The Miracle of Salt: Recipes and Techniques to Preserve, Ferment, and Transform Your Food/ Naomi Duguid
This book showcases salt in all its glory. From its impact on civilizations and the multiple roles it plays in cooking. The book uses a wide range of recipes to illustrate those concepts from savory to sweet and gives the reader an appreciation for this essential nutrient and indispensable ingredient.
The Wok: Recipes & Techniques/J. Kenji López-Alt
Novice and experienced wok users will find this tome extremely useful. The book does an excellent job of explaining how woks work and how to use them, and the recipes cover a wide span of Asian countries from China to Thailand.
Food52 Simply Genius: Recipes for Beginners, Busy Cooks, & Curious People/Kirsten Miglore
The Food52 Genius cookbook series is a classic, and this new addition is splendid.

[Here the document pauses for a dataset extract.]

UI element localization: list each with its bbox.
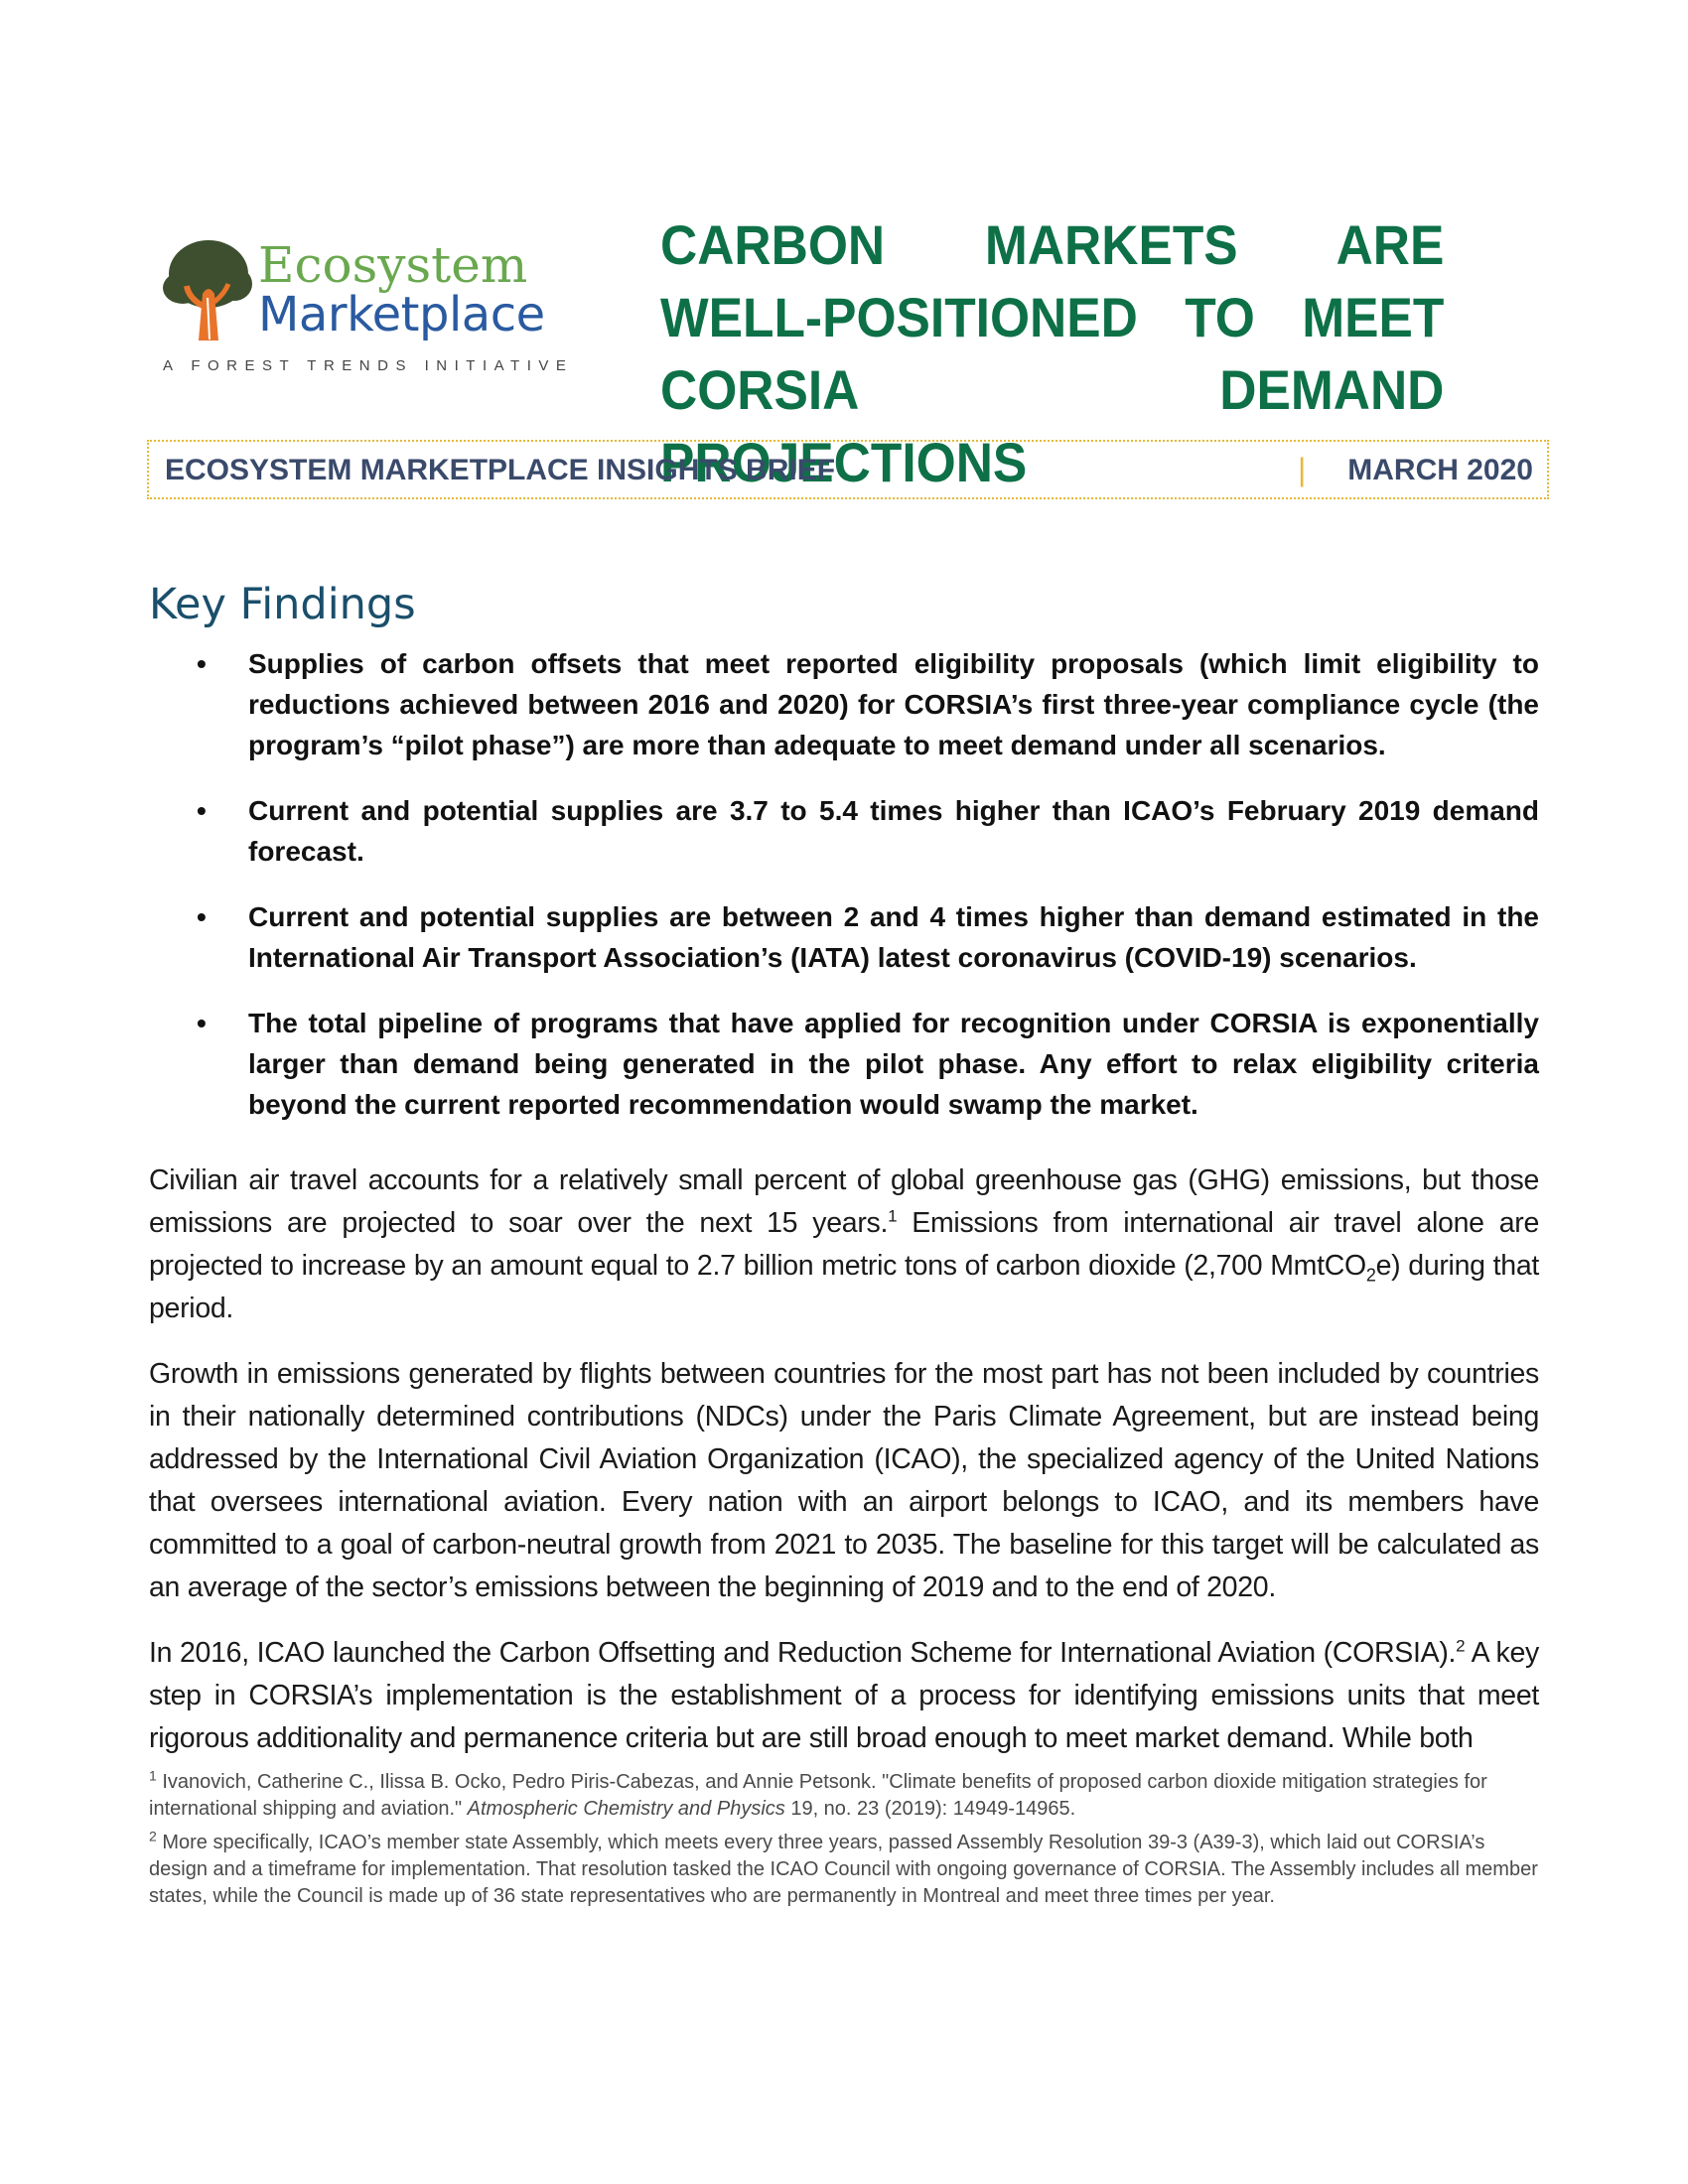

I appreciate the helpful tips and tricks interspersed throughout the pages, and I’ve got a recipe for Roasted Sweet Potatoes (from The Flavor Equation) in the book.
The Food Almanac: Volume II/Miranda York
The highly awaited sequel to the first volume, the new book doesn’t disappoint. Besides recipes, expect food essays, poems, and stories by authors like Diana Henry, Meera Sodha, Olia Hercules, Mark Diacono, and Emily Nunn. For people who appreciate good food writing, this book will make them happy (and I don’t say this because I’ve got a couple of recipes in the book too).